Comment by golly_ned
> You're the lead, so just assume that you have cart blanche to just book the meeting
You're right. I should just push this. I'm attempting to be collaborative but I'm ending up just being conflict-averse to the detriment of everyone. I'll do this this upcoming week.
> This is probably good feedback.
I'd like for it not to bother me so much. It just accumulates and has festered. I should've been more forceful and insistent sooner. It's been on the verge of being worthwhile to force the issue for a long time; it's an ambiguous case since it's mostly passive-aggressiveness, not plain meanness.
> Call him out on it. In public. Out loud.
I really can't see this turning out well for me. It's easy for me to smirk and laugh, and for me to end up looking like the asshole. I'd be playing his game and losing.
> And if he follows up "we can have a chat about this after the meeting" or "lets take this offline"
This is more my style.
Thanks a ton for this -- very helpful.
> I really can't see this turning out well for me. It's easy for me to smirk and laugh, and for me to end up looking like the asshole. I'd be playing his game and losing.

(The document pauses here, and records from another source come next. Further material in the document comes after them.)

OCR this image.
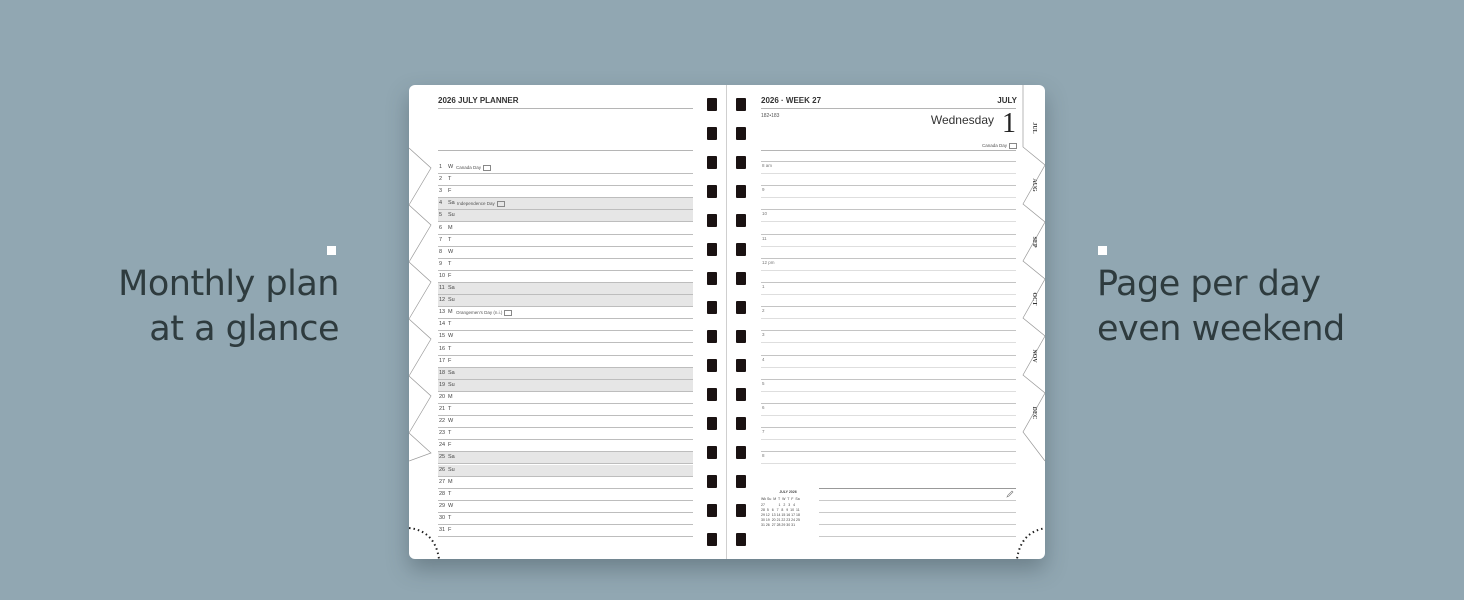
Monthly plan
at a glance
Page per day
even weekend
2026 JULY PLANNER
1 W Canada Day
2 T
3 F
4 Sa Independence Day
5 Su
6 M
7 T
8 W
9 T
10 F
11 Sa
12 Su
13 M Orangemen's Day (n.i.)
14 T
15 W
16 T
17 F
18 Sa
19 Su
20 M
21 T
22 W
23 T
24 F
25 Sa
26 Su
27 M
28 T
29 W
30 T
31 F
2026 · WEEK 27	JULY
182•183	Wednesday 1
Canada Day
8 am
9
10
11
12 pm
1
2
3
4
5
6
7
8
JULY 2026
Wk Su  M  T  W  T  F  Sa
27              1   2   3   4
28  5   6   7   8   9  10  11
29 12  13 14 15 16 17 18
30 19  20 21 22 23 24 25
31 26  27 28 29 30 31
JUL
AUG
SEP
OCT
NOV
DEC
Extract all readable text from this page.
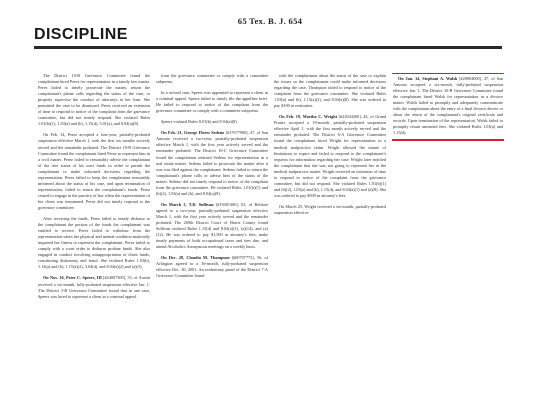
65 Tex. B. J. 654
DISCIPLINE

The District 10-B Grievance Committee found the complainant hired Perez for representation in a family law matter. Perez failed to timely prosecute the matter, return the complainant's phone calls regarding the status of the case, or properly supervise the conduct of attorneys in her firm. She permitted the case to be dismissed. Perez received an extension of time to respond to notice of the complaint from the grievance committee, but did not timely respond. She violated Rules 1.01(b)(1), 1.03(a) and (b), 1.15(d), 5.01(a), and 8.04(a)(8).

On Feb. 14, Perez accepted a four-year, partially-probated suspension effective March 1, with the first six months actively served and the remainder probated. The District 10-B Grievance Committee found the complainant hired Perez to represent him in a civil matter. Perez failed to reasonably advise the complainant of the true status of his trust funds in order to permit the complainant to make informed decisions regarding the representation. Perez failed to keep the complainant reasonably informed about the status of his case, and upon termination of representation, failed to return the complainant's funds. Perez ceased to engage in the practice of law when the representation of her client was terminated. Perez did not timely respond to the grievance committee.

After receiving the funds, Perez failed to timely disburse to the complainant the portion of the funds the complainant was entitled to receive. Perez failed to withdraw from the representation when her physical and mental condition materially impaired her fitness to represent the complainant. Perez failed to comply with a court order to disburse probate funds. She also engaged in conduct involving misappropriation of client funds, constituting dishonesty and fraud. She violated Rules 1.03(b), 1.14(a) and (b), 1.15(a)(2), 3.04(d), and 8.04(a)(2) and (a)(3).

On Nov. 16, Peter C. Speers, III [#24007300], 55, of Austin received a six-month, fully-probated suspension effective Jan. 1. The District 3-B Grievance Committee found that in one case, Speers was hired to represent a client in a criminal appeal.

from the grievance committee or comply with a committee subpoena.

In a second case, Speers was appointed to represent a client in a criminal appeal. Speers failed to timely file the appellate brief. He failed to respond to notice of the complaint from the grievance committee or comply with a committee subpoena.

Speers violated Rules 8.01(b) and 8.04(a)(8).

On Feb. 21, George Flores Sedeno [#17677900], 47, of San Antonio received a two-year, partially-probated suspension effective March 1, with the first year actively served and the remainder probated. The District 10-C Grievance Committee found the complainant retained Sedeno for representation in a real estate matter. Sedeno failed to prosecute the matter after it was was filed against the complainant. Sedeno failed to return the complainant's phone calls or advise him of the status of the matter. Sedeno did not timely respond to notice of the complaint from the grievance committee. He violated Rules 1.01(b)(1) and (b)(2), 1.03(a) and (b), and 8.04(a)(8).

On March 3, T.D. Sullivan [#19491300], 63, of Bellaire agreed to a two-year, partially-probated suspension effective March 1, with the first year actively served and the remainder probated. The 269th District Court of Harris County found Sullivan violated Rules 1.15(d) and 8.04(a)(1), (a)(14), and (a)(12). He was ordered to pay $1,500 in attorney's fees, make timely payments of both occupational taxes and fees due, and attend Alcoholics Anonymous meetings on a weekly basis.

On Dec. 28, Claudia M. Thompson [#00797773], 56, of Arlington agreed to a 36-month, fully-probated suspension effective Dec. 30, 2001. An evidentiary panel of the District 7-A Grievance Committee found

with the complainants about the status of the case or explain the issues so the complainants could make informed decisions regarding the case. Thompson failed to respond to notice of the complaint from the grievance committee. She violated Rules 1.03(a) and (b), 1.15(a)(2), and 8.04(a)(8). She was ordered to pay $100 in restitution.

On Feb. 19, Martha C. Wright [#22044300], 44, of Grand Prairie accepted a 19-month, partially-probated suspension effective April 1, with the first month actively served and the remainder probated. The District 6-A Grievance Committee found the complainant hired Wright for representation in a medical malpractice claim. Wright allowed the statute of limitations to expire and failed to respond to the complainant's requests for information regarding her case. Wright later notified the complainant that she was not going to represent her in the medical malpractice matter. Wright received an extension of time to respond to notice of the complaint from the grievance committee, but did not respond. She violated Rules 1.01(b)(1) and (b)(2), 1.03(a) and (b), 1.15(d), and 8.04(a)(1) and (a)(8). She was ordered to pay $500 in attorney's fees.

On March 25, Wright received a six-month, partially-probated suspension effective

On Jan. 14, Stephani A. Walsh [#20804000], 47, of San Antonio accepted a six-month, fully-probated suspension effective Jan. 1. The District 10-B Grievance Committee found the complainant hired Walsh for representation in a divorce matter. Walsh failed to promptly and adequately communicate with the complainant about the entry of a final divorce decree or about the return of the complainant's original certificate and records. Upon termination of the representation, Walsh failed to promptly return unearned fees. She violated Rules 1.03(a) and 1.15(d).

Your style doesn't jive with this sort of aggressive posturing. Thats fair.
I would advise that you find a strategy and voice that does work for you. You need to have the things you're going to say "loaded up". Spend the first week taking time after the meeting taking an hour to write down all the things you should have said to "disarm" this person. It's less about the delivery and more that you have a message to send ready.